A beach house is proposed to be built on a small swatch of land on the beach in Cayucos, shown here adjacent to the existing homes. ldickinson@thetribunenews.com

Representatives of a family planning to build a controversial beachfront home in Cayucos have agreed to redesign the residence in an effort to address some of the concerns of neighbors.

After a daylong hearing, the San Luis Obispo County Planning Commission asked the Loperena family to redesign the home primarily to move it farther back from the beach. As originally proposed, the home would extend 28 feet over the beach at the north end of Studio Drive.

Bruce Elster of Morro Bay, the family’s representative, agreed to make the changes. The redesigned home will come back to the commission April 10.

The redesign will keep the home within the area’s 15-foot height limit, but a second story will be added to create more living space. The home could still extend over the beach, but it would be shortened in order to make it more compatible with the neighboring homes, said Commissioner Ken Topping, whose district includes Cayucos.

About 20 Cayucos residents and other opponents of the project attended the hearing. Eleven of them spoke. Their main concerns were the fact the home would extend over the beach and would be very visible from the beach and Highway 1 particularly from the north.

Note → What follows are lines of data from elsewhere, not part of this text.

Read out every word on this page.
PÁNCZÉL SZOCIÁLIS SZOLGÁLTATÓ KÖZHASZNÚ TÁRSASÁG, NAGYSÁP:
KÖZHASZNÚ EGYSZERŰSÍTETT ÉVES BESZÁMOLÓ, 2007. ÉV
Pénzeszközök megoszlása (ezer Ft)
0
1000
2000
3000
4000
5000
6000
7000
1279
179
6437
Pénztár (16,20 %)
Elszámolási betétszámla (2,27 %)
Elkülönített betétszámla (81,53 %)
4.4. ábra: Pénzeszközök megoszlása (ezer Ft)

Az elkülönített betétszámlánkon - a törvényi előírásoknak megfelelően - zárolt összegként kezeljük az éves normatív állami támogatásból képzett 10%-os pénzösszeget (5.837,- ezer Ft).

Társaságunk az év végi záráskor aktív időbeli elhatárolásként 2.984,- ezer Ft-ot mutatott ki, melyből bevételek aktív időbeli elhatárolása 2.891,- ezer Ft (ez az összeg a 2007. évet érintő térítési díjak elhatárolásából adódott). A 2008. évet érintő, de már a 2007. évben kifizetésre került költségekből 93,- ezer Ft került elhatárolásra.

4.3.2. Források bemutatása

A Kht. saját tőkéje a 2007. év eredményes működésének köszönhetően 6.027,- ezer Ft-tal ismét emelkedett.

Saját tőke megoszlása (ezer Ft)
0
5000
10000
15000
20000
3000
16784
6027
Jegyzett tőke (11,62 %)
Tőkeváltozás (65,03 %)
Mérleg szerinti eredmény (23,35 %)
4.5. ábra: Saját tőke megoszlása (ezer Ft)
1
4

“I don’t believe anything should be allowed to extend over the beach as this does,” said Tracy Herman of Morro Bay.

No one from the public spoke in favor of the house. No one from the Loperena family spoke.

However, their representatives said the home would merely be an extension of an existing neighborhood. The home was originally proposed in 2006 and the family has been struggling to get it through the lengthy coastal planning and permitting process.

The family also went to the additional length of preparing an environmental impact report for the home. Such reports are rarely prepared for single-family homes.

“We are just asking to be treated fairly like everyone else according to the regulations,” said Kathy Novak of Morro Bay, another of the family representatives.